Music for The Memphis Group was written in late 2013, inspired by the Milan design collective of the same name. The work produced by the association of international artists – active between the years 1981 and 1987 – playfully engaged in hypothetical and pragmatic applications (furniture, apparel, sculpture, kitchenware) for emerging global resources, both synthetic and organic, rare and commonplace.

The loud colors, plastic laminate, and asymmetrical patterning was intended in part as a rejection of dominant Modernist aesthetic ideals of the time – ideals that still hold over today in contemporary attitudes concerning clean, “essentialist” design. The Memphis Group’s willful, incongruous eclecticism filtered into a catalog of gleeful chimera, where the space-aged ornamentation of American Googie architecture fused with minimalist post-industrial Japanese practices, and where quick-witted Italian commercial design ran rampant alongside crude approximations of tribal iconography.

Despite their polymorphous approach, I could not find clear-cut examples of musical pieces sanctioned by Memphis. Scattered bits of influence seemed to be apparent – the contemporaneous work of Hosono Haroumi, Mark Mothersbaugh’s Muzik for Insomniaks, and Shimizu Yasuaki’s Music for Commercials served as principal inspiration for how to translate these aesthetic ideas.

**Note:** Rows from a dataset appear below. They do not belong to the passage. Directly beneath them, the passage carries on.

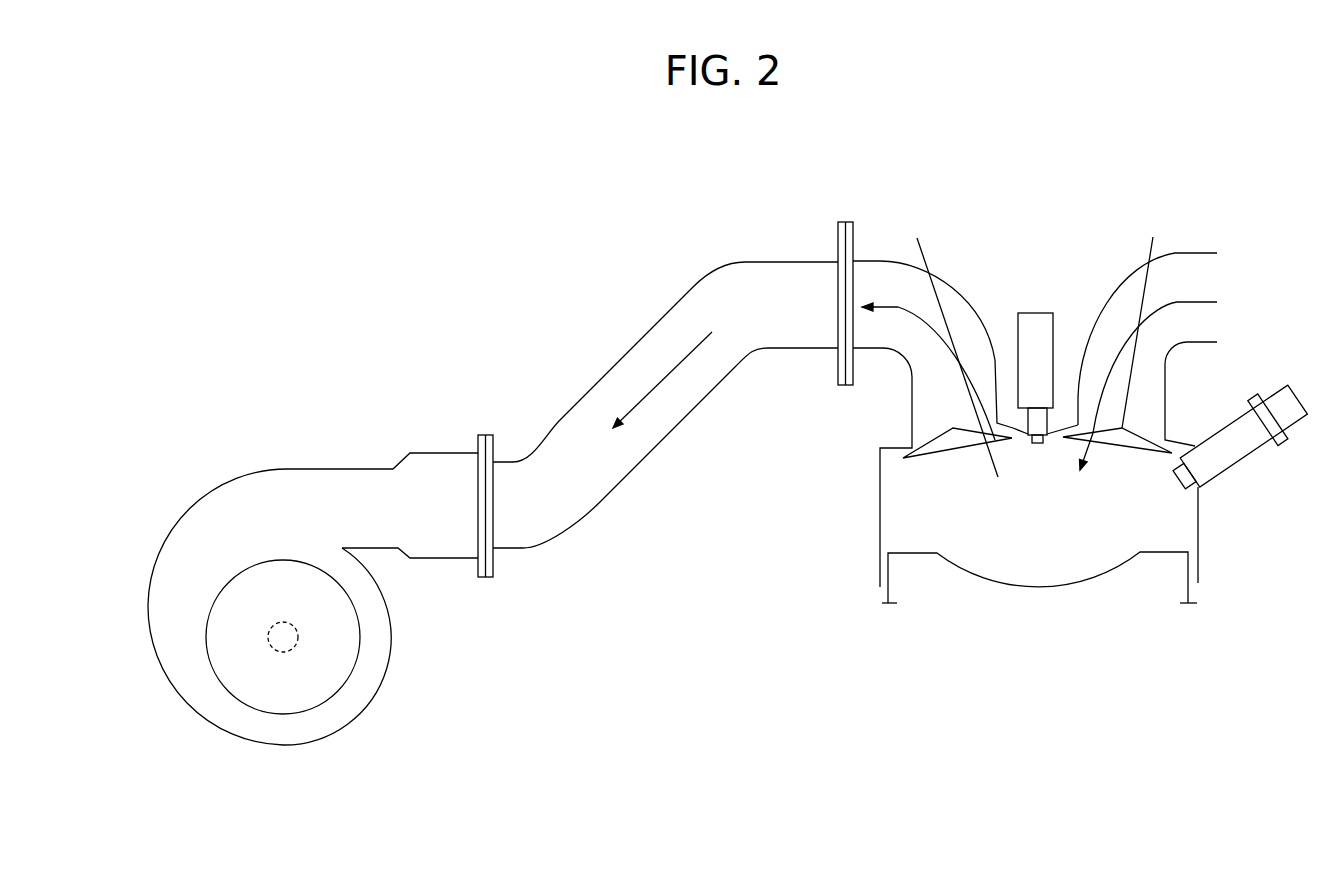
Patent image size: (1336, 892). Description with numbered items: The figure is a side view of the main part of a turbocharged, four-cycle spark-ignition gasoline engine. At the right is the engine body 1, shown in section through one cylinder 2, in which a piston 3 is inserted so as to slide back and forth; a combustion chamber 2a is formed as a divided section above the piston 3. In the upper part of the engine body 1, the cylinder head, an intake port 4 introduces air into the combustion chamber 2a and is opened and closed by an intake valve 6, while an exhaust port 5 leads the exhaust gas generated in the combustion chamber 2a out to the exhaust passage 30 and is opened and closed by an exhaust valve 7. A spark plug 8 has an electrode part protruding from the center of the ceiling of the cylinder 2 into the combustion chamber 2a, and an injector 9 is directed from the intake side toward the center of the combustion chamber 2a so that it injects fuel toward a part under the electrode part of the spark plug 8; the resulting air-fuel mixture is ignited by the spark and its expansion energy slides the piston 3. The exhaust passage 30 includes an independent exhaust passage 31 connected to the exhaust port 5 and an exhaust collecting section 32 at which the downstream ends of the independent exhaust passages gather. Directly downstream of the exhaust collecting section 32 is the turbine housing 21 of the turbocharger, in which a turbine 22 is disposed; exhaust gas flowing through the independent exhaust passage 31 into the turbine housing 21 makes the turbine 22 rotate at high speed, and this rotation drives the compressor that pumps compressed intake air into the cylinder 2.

The engine body 1 is at (1081, 369).
The cylinder 2 is at (1200, 508).
The combustion chamber 2a is at (1030, 532).
The piston 3 is at (900, 570).
The intake port 4 is at (1205, 343).
The exhaust port 5 is at (948, 280).
The intake valve 6 is at (1153, 245).
The exhaust valve 7 is at (923, 253).
The spark plug 8 is at (1033, 313).
The injector 9 is at (1292, 407).
The turbine housing 21 is at (170, 615).
The turbine 22 is at (320, 670).
The exhaust passage 30 is at (624, 387).
The independent exhaust passage 31 is at (687, 292).
The exhaust collecting section 32 is at (448, 467).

Since the Memphis Group’s productivity emerged alongside of General MIDI and Fairlight technology, I collected large sound libraries of correlated materials and peppered them with 1950s exotica records. I made this choice to highlight the shared, reckless sense of global appropriation. Compositionally, I used contrasting time and key signatures as well as abrupt tonal shifts to mirror Memphis’s commitment to the asymmetrical. Above all, my priority was to preserve the humor and accessible heterogeneity of the original work.

Dan Letson is responsible for the visual element. His involvement was something that I had hoped for, even before the piece was finished, as his insight into the Memphis Group’s practice was absolutely integral to finishing the work. In this presentation, each track is coupled with an algorithmically-generated pattern constrained by a set of parameters that reflect certain compositional elements. Each viewing generates a unique arrangement.

I’d also like to thank Andrew Shamash for repeated listening and Eric Laska for corralling this effort and sharing it. I hope you enjoy it.